On Friday, February 19, 2010, the State Historical Society’s Board for Historic Sites approved the nomination of the Point of
Rocks outcrop on US Highway 12 in the South Baraboo Range for addition to the State’s list of Historic Sites. The nomination with the Board’s approval will be forwarded to the National Park Service for consideration for the National List. Such designation would protect the road cut from destruction for highway alterations and would recognize its historic significance. Approvals will be announced within a month or two.
The Point of Rocks, which was named by the Department of Transportation, is a prominent outcrop of the upper part of the Baraboo Quartzite on the east side of the highway about four miles south of Baraboo at the south end of a tight curve toward the east. It is very important to geologists because it has the best exposure known of sedimentary features in the Quarzite, including cross bedding, reactivation surfaces, soft-sediment deformation, and ripple marks. It also has a zone of a complexly deformed and metamorphosed fine-grained sediments within the Quartzite. There are multiple cleavages, whose relationships to one another are challenging for structural geologists (it is a twin to the exposure along Skillet Creek about a mile to the east). This deformed interval also has fine examples of boudinage and it is characterized by the layered silicate pyrophyllite (metamorphic equivalent of kaolinite).

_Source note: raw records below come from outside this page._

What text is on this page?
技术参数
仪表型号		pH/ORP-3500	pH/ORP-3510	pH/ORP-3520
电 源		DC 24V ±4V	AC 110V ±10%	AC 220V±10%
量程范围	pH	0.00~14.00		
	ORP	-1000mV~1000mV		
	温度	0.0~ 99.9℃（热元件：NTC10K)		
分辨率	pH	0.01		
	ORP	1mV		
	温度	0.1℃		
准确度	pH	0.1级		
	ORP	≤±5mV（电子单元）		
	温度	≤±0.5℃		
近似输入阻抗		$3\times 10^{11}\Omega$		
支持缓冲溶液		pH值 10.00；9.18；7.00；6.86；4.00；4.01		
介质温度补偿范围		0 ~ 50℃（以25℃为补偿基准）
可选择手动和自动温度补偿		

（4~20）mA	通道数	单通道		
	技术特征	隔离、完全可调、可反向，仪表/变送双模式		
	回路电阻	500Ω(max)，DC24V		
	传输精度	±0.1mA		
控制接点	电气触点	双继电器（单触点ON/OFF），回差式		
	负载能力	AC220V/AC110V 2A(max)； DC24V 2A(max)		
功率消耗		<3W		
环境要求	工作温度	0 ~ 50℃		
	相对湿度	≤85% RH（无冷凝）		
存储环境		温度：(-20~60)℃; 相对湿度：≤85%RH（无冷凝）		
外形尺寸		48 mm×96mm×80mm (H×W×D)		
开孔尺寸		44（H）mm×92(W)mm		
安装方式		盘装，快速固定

The Point of Rocks road cut is historically important because of the pioneering work in structural and metamorphic geology by Charles R. Van Hise and associates in the late 19th century. Van Hise was both Professor of Geology and Director of a USGS Lake Superior District Office established at the UW for the investigation of all of the Lake Superior iron ranges, including Baraboo. Confronted with generally poor exposures but complex structure in those ranges, Van Hise and his army of assistants perfected the use of outcrop-scale structures such as bedding-cleavage relationships, drag folds, way-up criteria, etc. to infer larger, inter-outcrop scale structures. These principles became universally recognized and applied worldwide in the early 20th Century thanks largely to the contributions of the “Wisconsin School of Geology.”

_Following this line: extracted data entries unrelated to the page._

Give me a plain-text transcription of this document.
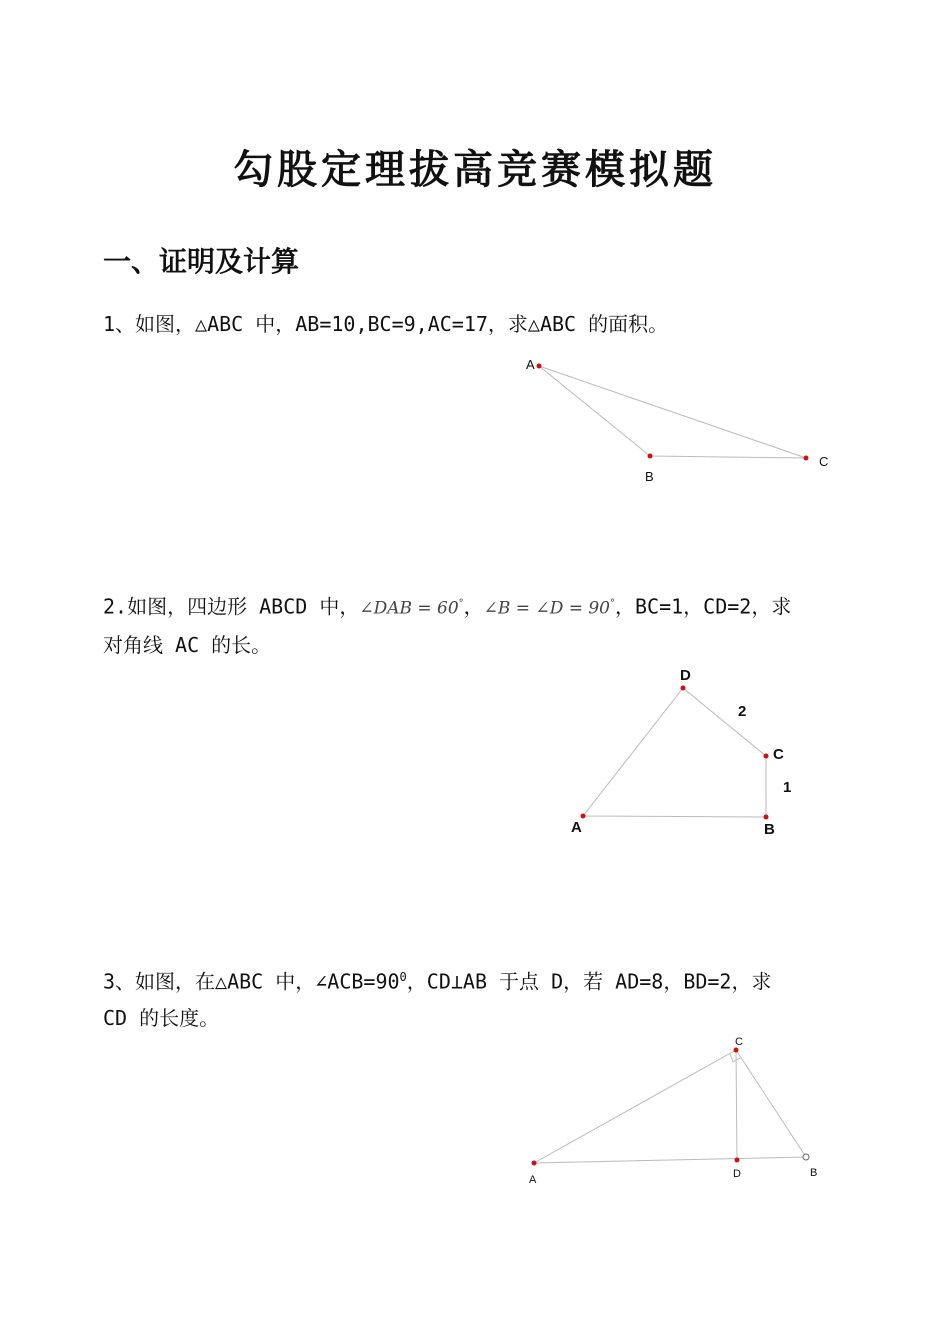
勾股定理拔高竞赛模拟题
一、证明及计算
1、如图，△ABC 中，AB=10,BC=9,AC=17，求△ABC 的面积。
2.如图，四边形 ABCD 中，∠DAB = 60°，∠B = ∠D = 90°，BC=1，CD=2，求
对角线 AC 的长。
3、如图，在△ABC 中，$\angle ACB=90^0$，CD⊥AB 于点 D，若 AD=8，BD=2，求
CD 的长度。
A
B
C
D
2
C
1
A	B
C
A	D	B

Together with Van Hise Rock, exposures at Devils Lake, and elsewhere in the Baraboo District, the Point of Rocks was key to inferring the large synclinal structure of the District around 1900. Thenceforth, the accessibility of the Baraboo exposures has made the area a mecca for geologists from all over the USA and even from abroad to study these features. In spring and fall, countless buses and vans from dozens of colleges visit the Baraboo Hills. Many stop at Point of Rocks.

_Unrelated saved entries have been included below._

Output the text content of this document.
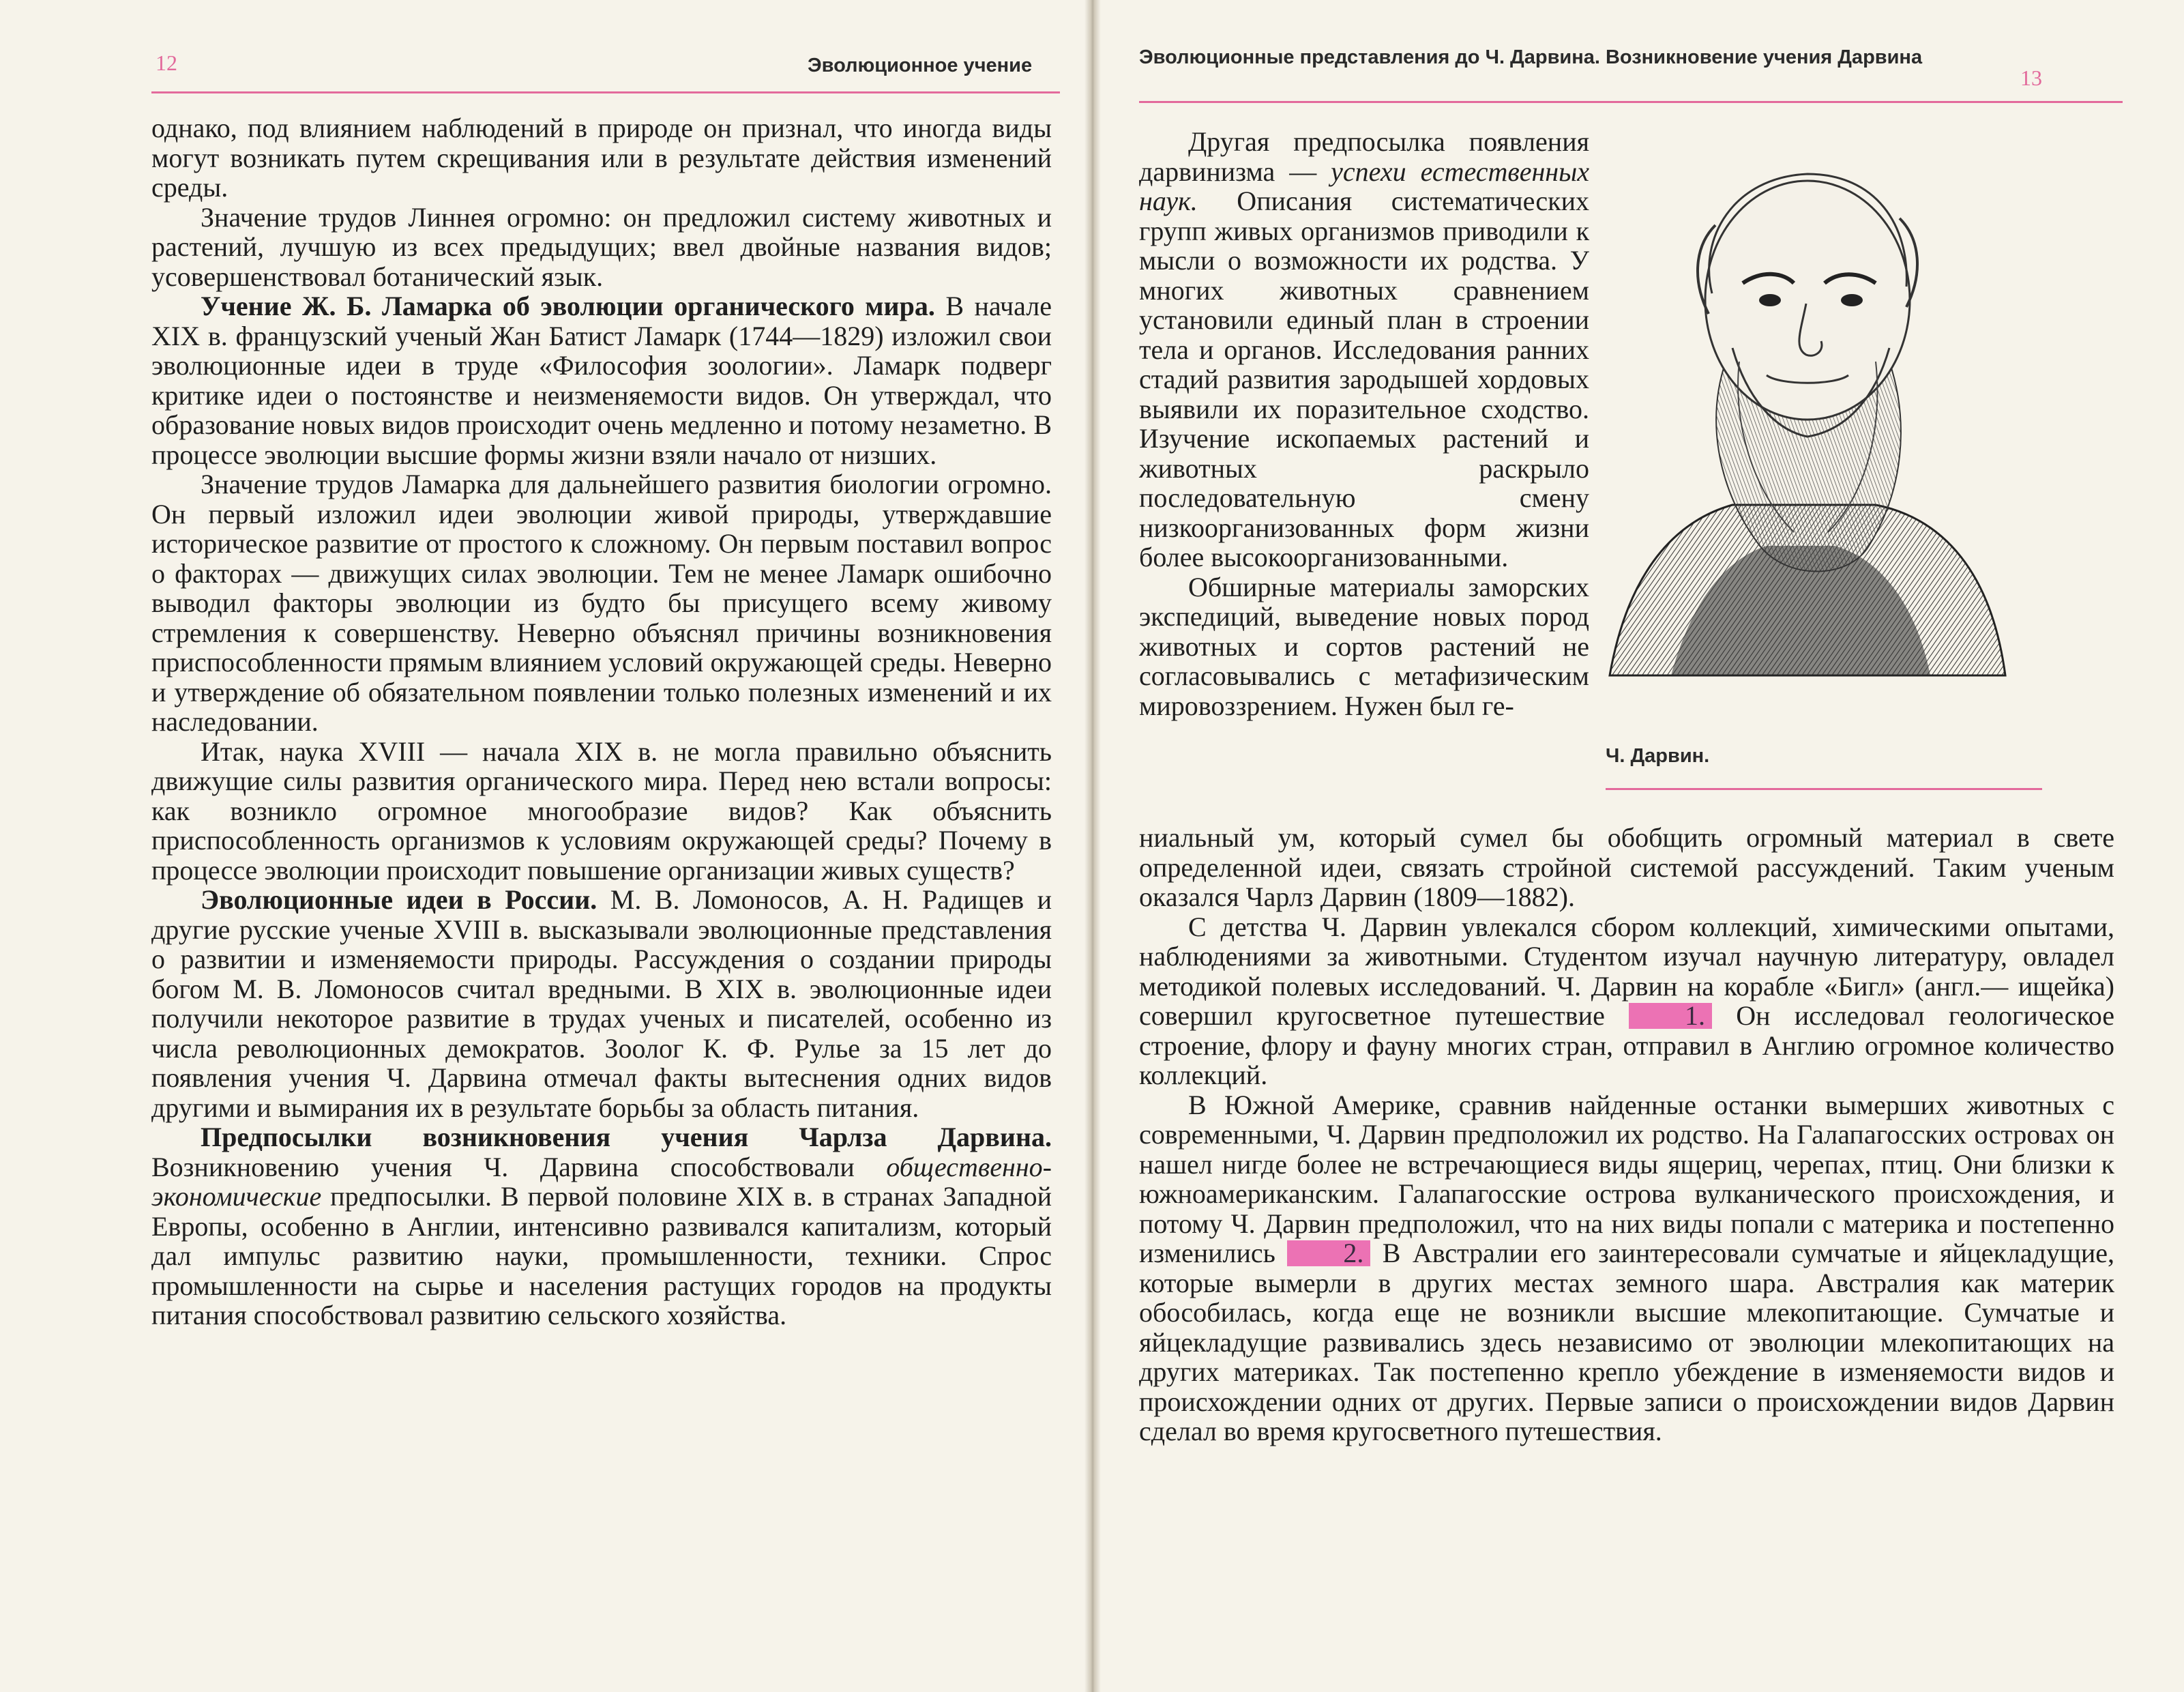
12	Эволюционное учение

однако, под влиянием наблюдений в природе он признал, что иногда виды могут возникать путем скрещивания или в результате действия изменений среды.

Значение трудов Линнея огромно: он предложил систему животных и растений, лучшую из всех предыдущих; ввел двойные названия видов; усовершенствовал ботанический язык.

Учение Ж. Б. Ламарка об эволюции органического мира. В начале XIX в. французский ученый Жан Батист Ламарк (1744—1829) изложил свои эволюционные идеи в труде «Философия зоологии». Ламарк подверг критике идеи о постоянстве и неизменяемости видов. Он утверждал, что образование новых видов происходит очень медленно и потому незаметно. В процессе эволюции высшие формы жизни взяли начало от низших.

Значение трудов Ламарка для дальнейшего развития биологии огромно. Он первый изложил идеи эволюции живой природы, утверждавшие историческое развитие от простого к сложному. Он первым поставил вопрос о факторах — движущих силах эволюции. Тем не менее Ламарк ошибочно выводил факторы эволюции из будто бы присущего всему живому стремления к совершенству. Неверно объяснял причины возникновения приспособленности прямым влиянием условий окружающей среды. Неверно и утверждение об обязательном появлении только полезных изменений и их наследовании.

Итак, наука XVIII — начала XIX в. не могла правильно объяснить движущие силы развития органического мира. Перед нею встали вопросы: как возникло огромное многообразие видов? Как объяснить приспособленность организмов к условиям окружающей среды? Почему в процессе эволюции происходит повышение организации живых существ?

Эволюционные идеи в России. М. В. Ломоносов, А. Н. Радищев и другие русские ученые XVIII в. высказывали эволюционные представления о развитии и изменяемости природы. Рассуждения о создании природы богом М. В. Ломоносов считал вредными. В XIX в. эволюционные идеи получили некоторое развитие в трудах ученых и писателей, особенно из числа революционных демократов. Зоолог К. Ф. Рулье за 15 лет до появления учения Ч. Дарвина отмечал факты вытеснения одних видов другими и вымирания их в результате борьбы за область питания.

Предпосылки возникновения учения Чарлза Дарвина. Возникновению учения Ч. Дарвина способствовали общественно-экономические предпосылки. В первой половине XIX в. в странах Западной Европы, особенно в Англии, интенсивно развивался капитализм, который дал импульс развитию науки, промышленности, техники. Спрос промышленности на сырье и населения растущих городов на продукты питания способствовал развитию сельского хозяйства.

Эволюционные представления до Ч. Дарвина. Возникновение учения Дарвина
13

Другая предпосылка появления дарвинизма — успехи естественных наук. Описания систематических групп живых организмов приводили к мысли о возможности их родства. У многих животных сравнением установили единый план в строении тела и органов. Исследования ранних стадий развития зародышей хордовых выявили их поразительное сходство. Изучение ископаемых растений и животных раскрыло последовательную смену низкоорганизованных форм жизни более высокоорганизованными.

Обширные материалы заморских экспедиций, выведение новых пород животных и сортов растений не согласовывались с метафизическим мировоззрением. Нужен был ге-

ниальный ум, который сумел бы обобщить огромный материал в свете определенной идеи, связать стройной системой рассуждений. Таким ученым оказался Чарлз Дарвин (1809—1882).

С детства Ч. Дарвин увлекался сбором коллекций, химическими опытами, наблюдениями за животными. Студентом изучал научную литературу, овладел методикой полевых исследований. Ч. Дарвин на корабле «Бигл» (англ.— ищейка) совершил кругосветное путешествие 1. Он исследовал геологическое строение, флору и фауну многих стран, отправил в Англию огромное количество коллекций.

В Южной Америке, сравнив найденные останки вымерших животных с современными, Ч. Дарвин предположил их родство. На Галапагосских островах он нашел нигде более не встречающиеся виды ящериц, черепах, птиц. Они близки к южноамериканским. Галапагосские острова вулканического происхождения, и потому Ч. Дарвин предположил, что на них виды попали с материка и постепенно изменились 2. В Австралии его заинтересовали сумчатые и яйцекладущие, которые вымерли в других местах земного шара. Австралия как материк обособилась, когда еще не возникли высшие млекопитающие. Сумчатые и яйцекладущие развивались здесь независимо от эволюции млекопитающих на других материках. Так постепенно крепло убеждение в изменяемости видов и происхождении одних от других. Первые записи о происхождении видов Дарвин сделал во время кругосветного путешествия.

Ч. Дарвин.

In 2007, thanks to the collective efforts of department faculty Basil Tikoff, Laurel Goodwin, and Gordon Medaris, State Geologist Jamie Robertson, and John Attig of the Wisconsin Geological and Natural History Survey and Professor Emeritus Robert H. Dott, Jr., the Department of Transportation was persuaded to redesign a new four-lane alignment for US 12 to avoid the treasured road cut. The DOT people were very receptive and agreed to re-route the new highway slightly. As part of the negotiations, the DOT suggested having a study performed of the Eligibility for Historical Listing of the site. This received a positive determination from the Historical Society, which satisfied the DOT as sufficient protection. Professor Dott then felt that they should apply for actual listing rather than just eligibility. He has been working for the past three years on an application for listing, which turned out to be a long and involved process. Thanks to the generous help of Daina Penkiunas of the Historical Preservation Office of the Historical Society, the nomination was completed and the rest is history.